2. View System32 folder
into the System32 folder (assuming Windows XP is installed in the C drive), you can find the Trojan created three files ineters.exe, SoundMan.exe, tthh3.ini (Editor's note: We have already dealt with the display of hidden files before).
Tip: Trojans generally release virus files and related ini files in the system folder System32. If you suspect a Trojan, be sure to check the files created in this folder before and after the symptoms of poisoning.
3. View User Accounts
Click “Start/Settings/Control Panel” and double-click “User Accounts” to find out if the guest account in the computer is activated for no reason, or more strangers. Accounts, such as those named Microsoft, should also be vigilant, which is a typical feature of infected Trojans.
4. View auto file
When the SoundMan.exe Trojan is in the system, as long as there is new removable storage access, this Trojan will write auto.exe and autorun.inf files, so we are in the mouse If you find any of the auto and autorun options in the right-click menu, or if you find the two files auto.exe and autorun.inf in the root directory of the mobile hard disk or flash memory, it proves poisoned.
Tips: Now Trojans generally use the auto-play feature of the mobile storage settings to write and propagate viruses, so if you find auto.exe and autorun.inf in the hard disk partition and the root directory of the removable storage device. , both computers and mobile hard drives have been poisoned.
In addition to checking the above places, we can also find clues from the following places where Trojans like to hide.
One is to determine whether it is poisoned from the “Win.ini” file. Use Notepad to open the Win.ini file in the "C:Windows" directory. In the [windows] field of the file, look for the start command “load=” and “run=” followed by the program, in general, “=” behind is blank, if in the “=&rdquo The number is followed by the program (Figure 2), which is usually a Trojan virus.

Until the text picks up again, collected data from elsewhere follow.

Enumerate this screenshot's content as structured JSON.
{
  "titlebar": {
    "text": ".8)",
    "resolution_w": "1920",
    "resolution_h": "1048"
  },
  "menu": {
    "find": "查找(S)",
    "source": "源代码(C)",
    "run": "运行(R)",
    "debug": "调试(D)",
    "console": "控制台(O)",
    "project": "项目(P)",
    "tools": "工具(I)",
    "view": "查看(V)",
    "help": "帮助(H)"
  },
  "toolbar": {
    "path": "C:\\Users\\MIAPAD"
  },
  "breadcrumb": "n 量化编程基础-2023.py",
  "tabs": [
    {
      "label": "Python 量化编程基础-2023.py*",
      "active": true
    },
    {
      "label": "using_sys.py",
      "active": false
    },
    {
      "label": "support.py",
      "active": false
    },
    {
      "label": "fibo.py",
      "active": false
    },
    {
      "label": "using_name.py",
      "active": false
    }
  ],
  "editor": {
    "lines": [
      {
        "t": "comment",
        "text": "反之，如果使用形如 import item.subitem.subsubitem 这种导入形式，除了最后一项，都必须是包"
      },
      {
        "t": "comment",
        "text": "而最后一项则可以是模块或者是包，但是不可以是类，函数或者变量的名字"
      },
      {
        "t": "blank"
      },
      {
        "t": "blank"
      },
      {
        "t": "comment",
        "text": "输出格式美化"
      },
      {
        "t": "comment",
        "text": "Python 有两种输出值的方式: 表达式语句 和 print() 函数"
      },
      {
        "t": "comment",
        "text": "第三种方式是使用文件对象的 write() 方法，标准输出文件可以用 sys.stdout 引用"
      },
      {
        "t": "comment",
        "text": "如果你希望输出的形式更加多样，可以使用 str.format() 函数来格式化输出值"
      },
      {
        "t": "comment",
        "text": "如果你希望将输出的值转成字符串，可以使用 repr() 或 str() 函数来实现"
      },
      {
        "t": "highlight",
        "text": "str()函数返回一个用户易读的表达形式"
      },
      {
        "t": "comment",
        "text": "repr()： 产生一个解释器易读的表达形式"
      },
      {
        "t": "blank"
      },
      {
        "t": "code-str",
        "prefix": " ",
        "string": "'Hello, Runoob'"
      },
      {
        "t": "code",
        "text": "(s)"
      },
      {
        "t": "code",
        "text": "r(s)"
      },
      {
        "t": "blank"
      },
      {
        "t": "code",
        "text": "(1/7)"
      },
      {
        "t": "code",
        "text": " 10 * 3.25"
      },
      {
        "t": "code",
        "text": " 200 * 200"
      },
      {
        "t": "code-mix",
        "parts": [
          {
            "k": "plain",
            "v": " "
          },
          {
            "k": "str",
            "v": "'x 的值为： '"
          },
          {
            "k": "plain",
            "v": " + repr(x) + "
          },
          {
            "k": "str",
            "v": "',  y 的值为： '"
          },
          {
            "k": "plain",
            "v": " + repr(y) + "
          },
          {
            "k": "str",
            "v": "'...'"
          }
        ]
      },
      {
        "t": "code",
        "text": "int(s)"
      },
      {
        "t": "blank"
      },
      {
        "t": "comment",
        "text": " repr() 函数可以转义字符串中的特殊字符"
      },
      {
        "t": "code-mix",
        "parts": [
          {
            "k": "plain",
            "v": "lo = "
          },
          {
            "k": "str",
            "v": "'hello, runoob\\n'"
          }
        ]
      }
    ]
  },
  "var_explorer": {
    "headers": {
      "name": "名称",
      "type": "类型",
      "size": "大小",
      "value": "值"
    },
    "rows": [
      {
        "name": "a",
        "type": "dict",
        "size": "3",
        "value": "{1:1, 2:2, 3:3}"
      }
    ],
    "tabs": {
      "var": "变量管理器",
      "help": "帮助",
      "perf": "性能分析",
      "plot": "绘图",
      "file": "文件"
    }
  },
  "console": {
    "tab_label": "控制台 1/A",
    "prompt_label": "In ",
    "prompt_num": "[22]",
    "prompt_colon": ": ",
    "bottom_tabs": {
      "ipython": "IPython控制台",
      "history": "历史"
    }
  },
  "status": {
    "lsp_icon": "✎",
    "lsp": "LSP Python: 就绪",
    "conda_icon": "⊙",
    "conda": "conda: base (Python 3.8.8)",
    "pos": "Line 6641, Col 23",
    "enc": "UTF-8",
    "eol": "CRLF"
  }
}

The second is to determine whether it is poisoned from the "System.ini" file. Use Notepad to open the "System.ini" file located in the "C:Windows" directory. If you find the program in the [boot] field after "shell=Explorer.exe", it is usually a Trojan server program. . In addition, in the [386Enh] field in System.ini, be careful to check the "driver=path program name" in this section, which may also be used by Trojans. The three fields [Mic], [drivers], and [drivers32] in System.ini play the role of loading drivers, but they are also a good place to add Trojans, so they need to be checked.
The third is to open the registry editor to find. Trojans generally use the Run, RunServices, RunOnce and other sub-items in the registry to load, enter “regedit” enter & quoquo; regedit” enter the registry editor, view in the following places .
(1) Startup items in the registry
View "HKEY_LOCAL_MACHINESoftwareMicrosoftWindowsCurrentVersion" under RunServices, RunServicesOnce, Run, RunOnce, and "HKEY_CURRENT_USERSoftwareMicrosoftWindowsCurrentVersion" under RunServices, Run, RunOnce, whether there are suspicious items.
If you find that some strange programs are loaded into the system folder, then there may be a Trojan virus.
(2) file association key
Some Trojans also load the program by modifying the key value of a certain type of file in the registry. Check “HKEY_CLASSES_ROOTXXX (Editor: XXX here can be exefile, comfile, batfile, htafile, piffile) shellopencommand” subkeys in the "default" value: "““%1”%*”; check“ HKEY_LOCAL_MACHINESoftwareCLASSESXXX (Editor: XXX here can be exefile, comfile, batfile, htafile, piffile) shellopencommand” subkey "default" value: "““%1”%*”.
These “%1%*” can be assigned, and if the default value is modified, for example, the virus Trojan changes it to “muma.exe%1%*”, it may be poisoned.